The American military has been using military drones extensively since the occupation of Iraq and Afghanistan. Drone technology was used with devastating effect in the counter insurgency tactics adopted by the US. In both the countries, civilians bore the major brunt of the attacks. In the Iraqi cities of Falluja and Haditha, there were documented cases when the US military used drones to target civilians. Many prominent resistance leaders also were killed in drone attacks but the collateral damage to unarmed civilians and their property had been immense. It was only after the 15th attempt that the drones could successfully target the Pakistani Taliban leader, Baitullah Mehsud. More than 300 people were killed in the American attempts to eliminate Baitullah Mehsud.


Pakistani authorities have released statistics showing that more than 700 civilians were killed in drone attacks in 2009 alone. The New York Times has reported that since the beginning of 2009, Predators and the larger version of the drone, known as the Reaper, have fired at least 184 missiles and 66 laser guided bombs at militant suspects in Afghanistan. Numerous attempts have been made against Baitullah’s successor, Hakimullah Mehsud. In fact, he was pronounced dead by the American and Pakistani authorities, only to resurface publicly after the abortive bombing attempt in New York in the first week of May.


The indiscriminate killings that have occurred as a result of drone strikes seem to have only strengthened the ranks of the Taliban on both the sides of the Af-Pak border in their struggle against the occupation forces. Militants have used the drone attacks on civilians to justify their recent suicide attacks in Pakistani cities like Karachi and Lahore, which are situated far away from the tribal areas. Hakimullah Mehsud, in his latest statement, has said that the Pakistani Taliban would continue with its suicide attacks until US drone attacks are stopped in the tribal areas.


As the American counter insurgency thrust shifted from Iraq to Afghanistan and Pakistan, the US started using drones even more liberally. The marked increase in the use of the killer drones was noticeable immediately after Obama stepped into the White House. The tactics adopted by the Obama administration have been described as the “remote controlled campaign against terrorism”. American military drones are now proliferating over the skies of other countries, including Yemen and Somalia. America’s ally, Israel had pioneered the use of drones in attacking civilian and military targets in the occupied territories and in neighbouring countries like Syria and Lebanon.


Washington used to formally condemn Israel for targeting civilians with drones. Now, the US itself has adopted the policy of targeted killings. Thousands of civilians have died in these drone attacks in the last decade and a half.

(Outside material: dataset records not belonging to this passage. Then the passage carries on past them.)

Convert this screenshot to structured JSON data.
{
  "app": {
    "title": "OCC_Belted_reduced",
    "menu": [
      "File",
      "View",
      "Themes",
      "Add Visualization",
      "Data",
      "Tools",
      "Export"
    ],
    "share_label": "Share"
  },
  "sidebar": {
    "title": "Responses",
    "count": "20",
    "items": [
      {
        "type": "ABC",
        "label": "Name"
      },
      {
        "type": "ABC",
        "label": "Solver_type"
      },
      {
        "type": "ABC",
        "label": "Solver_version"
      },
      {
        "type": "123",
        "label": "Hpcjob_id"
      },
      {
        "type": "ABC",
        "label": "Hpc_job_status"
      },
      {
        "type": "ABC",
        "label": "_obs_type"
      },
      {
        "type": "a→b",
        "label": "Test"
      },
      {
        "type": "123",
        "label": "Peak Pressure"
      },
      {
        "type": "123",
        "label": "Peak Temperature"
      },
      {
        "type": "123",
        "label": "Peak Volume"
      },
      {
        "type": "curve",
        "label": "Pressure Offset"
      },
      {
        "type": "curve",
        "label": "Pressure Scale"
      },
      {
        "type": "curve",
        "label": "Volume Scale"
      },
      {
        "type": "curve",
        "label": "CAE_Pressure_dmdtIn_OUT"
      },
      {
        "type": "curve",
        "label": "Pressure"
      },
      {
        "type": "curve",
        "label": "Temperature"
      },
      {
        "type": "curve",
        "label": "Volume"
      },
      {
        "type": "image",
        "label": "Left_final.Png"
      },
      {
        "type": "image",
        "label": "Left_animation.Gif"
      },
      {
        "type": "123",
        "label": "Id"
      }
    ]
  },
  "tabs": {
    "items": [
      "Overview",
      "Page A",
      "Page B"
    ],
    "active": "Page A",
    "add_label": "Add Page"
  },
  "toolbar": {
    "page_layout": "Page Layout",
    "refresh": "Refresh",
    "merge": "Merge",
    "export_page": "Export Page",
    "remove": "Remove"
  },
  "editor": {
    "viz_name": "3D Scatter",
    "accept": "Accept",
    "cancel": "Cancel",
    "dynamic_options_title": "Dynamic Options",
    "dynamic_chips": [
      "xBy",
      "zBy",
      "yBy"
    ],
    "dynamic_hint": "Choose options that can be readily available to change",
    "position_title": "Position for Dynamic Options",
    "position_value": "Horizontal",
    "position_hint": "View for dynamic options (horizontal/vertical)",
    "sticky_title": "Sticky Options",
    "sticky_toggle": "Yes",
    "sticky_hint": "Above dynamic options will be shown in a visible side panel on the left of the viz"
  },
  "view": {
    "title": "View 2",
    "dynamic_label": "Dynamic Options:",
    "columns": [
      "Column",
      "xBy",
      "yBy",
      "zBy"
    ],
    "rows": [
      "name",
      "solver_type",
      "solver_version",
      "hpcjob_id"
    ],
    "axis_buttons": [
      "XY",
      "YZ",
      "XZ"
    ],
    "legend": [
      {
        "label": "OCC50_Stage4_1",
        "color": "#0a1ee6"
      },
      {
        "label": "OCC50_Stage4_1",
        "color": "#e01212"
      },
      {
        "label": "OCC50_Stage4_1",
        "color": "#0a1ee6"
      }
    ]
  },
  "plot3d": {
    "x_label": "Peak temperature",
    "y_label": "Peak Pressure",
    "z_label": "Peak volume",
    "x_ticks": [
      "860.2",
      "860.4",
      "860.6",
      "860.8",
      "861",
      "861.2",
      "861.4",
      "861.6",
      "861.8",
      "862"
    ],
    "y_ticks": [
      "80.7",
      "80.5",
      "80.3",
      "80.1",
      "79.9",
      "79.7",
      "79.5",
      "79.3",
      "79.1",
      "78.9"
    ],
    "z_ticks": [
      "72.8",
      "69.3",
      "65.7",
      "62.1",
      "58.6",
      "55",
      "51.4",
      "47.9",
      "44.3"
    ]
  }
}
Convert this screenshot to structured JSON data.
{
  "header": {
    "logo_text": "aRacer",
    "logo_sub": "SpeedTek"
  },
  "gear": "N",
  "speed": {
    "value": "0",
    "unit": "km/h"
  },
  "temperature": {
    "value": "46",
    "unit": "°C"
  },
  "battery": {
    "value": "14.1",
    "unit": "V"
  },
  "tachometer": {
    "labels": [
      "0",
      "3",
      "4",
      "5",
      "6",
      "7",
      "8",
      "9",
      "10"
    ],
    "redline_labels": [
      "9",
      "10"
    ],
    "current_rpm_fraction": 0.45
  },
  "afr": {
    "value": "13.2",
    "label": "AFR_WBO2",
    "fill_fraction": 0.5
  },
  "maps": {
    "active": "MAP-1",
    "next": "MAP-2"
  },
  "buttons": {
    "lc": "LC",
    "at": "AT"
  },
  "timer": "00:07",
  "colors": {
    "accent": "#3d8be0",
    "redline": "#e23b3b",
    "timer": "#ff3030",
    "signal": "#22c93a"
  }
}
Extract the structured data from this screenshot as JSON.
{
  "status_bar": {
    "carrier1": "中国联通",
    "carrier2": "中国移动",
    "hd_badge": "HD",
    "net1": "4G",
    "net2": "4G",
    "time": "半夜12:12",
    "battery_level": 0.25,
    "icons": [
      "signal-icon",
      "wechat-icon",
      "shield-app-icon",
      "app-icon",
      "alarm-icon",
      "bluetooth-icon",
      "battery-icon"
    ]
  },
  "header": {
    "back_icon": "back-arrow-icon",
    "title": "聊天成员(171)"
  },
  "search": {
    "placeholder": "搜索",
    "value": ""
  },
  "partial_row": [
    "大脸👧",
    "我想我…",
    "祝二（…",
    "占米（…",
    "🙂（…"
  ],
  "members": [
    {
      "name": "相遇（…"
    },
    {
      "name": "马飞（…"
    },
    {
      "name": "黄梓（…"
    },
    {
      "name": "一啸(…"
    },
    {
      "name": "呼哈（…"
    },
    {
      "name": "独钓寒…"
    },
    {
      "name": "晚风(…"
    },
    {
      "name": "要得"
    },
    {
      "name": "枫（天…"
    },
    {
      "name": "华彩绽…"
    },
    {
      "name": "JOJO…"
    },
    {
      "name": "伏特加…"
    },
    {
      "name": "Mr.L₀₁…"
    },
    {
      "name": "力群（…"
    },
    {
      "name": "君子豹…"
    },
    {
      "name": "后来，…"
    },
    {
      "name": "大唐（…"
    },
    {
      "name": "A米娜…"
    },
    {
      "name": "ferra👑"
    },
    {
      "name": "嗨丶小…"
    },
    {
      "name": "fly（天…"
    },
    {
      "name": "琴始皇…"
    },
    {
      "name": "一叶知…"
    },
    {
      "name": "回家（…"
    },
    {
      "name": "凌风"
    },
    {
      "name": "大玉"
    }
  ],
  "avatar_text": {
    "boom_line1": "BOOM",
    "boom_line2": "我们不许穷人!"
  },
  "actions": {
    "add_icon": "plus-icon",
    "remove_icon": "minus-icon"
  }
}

Some experts have estimated that up to 90 per cent of those killed in drone attacks are civilians. The Indian home ministry is also reportedly contemplating the use of drones to counter the Maoist upsurge in central India. India has bought drone technology from Israel. The US has promised the Pakistani army access to drones.


The escalation of drone attacks had started in the last years of the Bush administration as American military casualties mounted in Iraq and Afghanistan. Using pilotless drones to bomb targets was a less costly and more effective way to wage war from the Pentagon’s point of view. “Very frankly, it is the only game in town in terms of confronting or trying to disrupt the Al Qaeda leadership”, the CIA director, Leon Panetta recently told the American media. The US now spends $2.2 billion for the purchase of Predator aircraft.


More missiles from drones have been fired in the last fifteen months of the Obama presidency than in the previous eight years of the Bush presidency. Scott Horton, a prominent human rights lawyer and contributing editor of Harpers Magazine wrote that the Obama era drone warfare looks like “the Bush-era drone warfare on steroids”. The US defence establishment is planning to train more drone pilots than fighter pilots. Drone pilots, sitting in an American base, can with a click of their computer buttons, send missiles into thickly populated civilian centres as they hunt for fugitives.




According to reports in the American media, the Obama administration has given “secret permission” to the CIA to attack a wider range of targets in the tribal regions, including suspected militants whose names are not on the wanted list of terrorists. This has led to the dramatic escalation of drone strikes inside Pakistani territory. The number of Predator and Reaper drones put into service over Pakistan has doubled last year. In the last two years unmanned aircrafts have carried out multiple missile strikes on a weekly basis targeting any house or gatherings, which the CIA deems as suspicious and a threat to US security interests. Many analysts and commentators in the US have said that allowing the CIA to kill individuals whose names are unknown raises a lot of ethical questions and the risk of killing innocent people.


“Is it right for a democratic, constitutional state to kill with a click of a mouse”, the German magazine Der Spiegel questioned.  American legal experts recently told the US House Subcommittee on National Security and Foreign Affairs that though the US may have a right to use the drones, the CIA personnel launching the attacks could be guilty of war crimes. International law experts have stated that the drone attacks were illegal because the US military was using civilian contractors to launch them. The American Civil Liberties Union is of the view that the US administration’s targeted killings, outside of the armed conflict zone, are illegal.


The drones are piloted more than 13,000 km away in the American state of Nevada by civilian contractors. The US also relies heavily on six private contracting firms for information on the ground along the Af-Pak border, much of inside Pakistan’s North West Frontier Province. This is the first time in American history that the CIA has been given paramilitary powers. The White House took such a momentous decision without taking the US Congress and national security establishment into confidence. Horton also emphasised that the CIA is a civilian agency and therefore not entitled to “privileged combatant status” under the Geneva Conventions.


David Kilcullen, a top US counter-insurgency expert and adviser to the Pentagon, told the US Congress in the first week of May that the US drone strikes in Pakistan are counterproductive and should be stopped. Kilcullen has written that for a single terrorist killed in drone attacks, 50 civilians perish alongside as collateral damage. The American use of drone technology has taken the concept of targeted killings to a new and more dangerous level. More and more states will no doubt be tempted to emulate the American example. The United States, according to legal scholars, has to decide now whether it wants to legitimise the rights of sovereign states to assassinate their enemies using drones. The consequences of such a step to the world, they warn, would be severe.